Objectives - This paper draws attention to: i) key considerations for evaluating artificial intelligence (AI) enabled clinical decision support; and ii) challenges and practical implications of AI design, development, selection, use, and ongoing surveillance.
Method - A narrative review of existing research and evaluation approaches along with expert perspectives drawn from the International Medical Informatics Association (IMIA) Working Group on Technology Assessment and Quality Development in Health Informatics and the European Federation for Medical Informatics (EFMI) Working Group for Assessment of Health Information Systems.

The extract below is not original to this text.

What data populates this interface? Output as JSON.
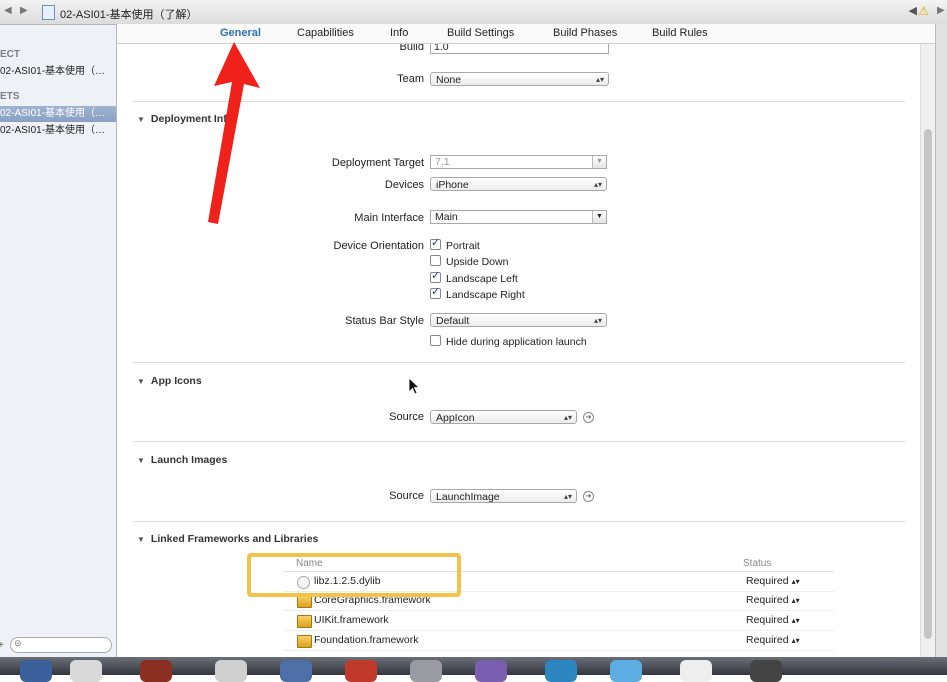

Results - There is a rich history and tradition of evaluating AI in healthcare. While evaluators can learn from past efforts, and build on best practice evaluation frameworks and methodologies, questions remain about how to evaluate the safety and effectiveness of AI that dynamically harness vast amounts of genomic, biomarker, phenotype, electronic record, and care delivery data from across health systems. This paper first provides a historical perspective about the evaluation of AI in healthcare. It then examines key challenges of evaluating AI-enabled clinical decision support during design, development, selection, use, and ongoing surveillance. Practical aspects of evaluating AI in healthcare, including approaches to evaluation and indicators to monitor AI are also discussed.
Conclusion - Commitment to rigorous initial and ongoing evaluation will be critical to ensuring the safe and effective integration of AI in complex sociotechnical settings. Specific enhancements that are required for the new generation of AI-enabled clinical decision support will emerge through practical application.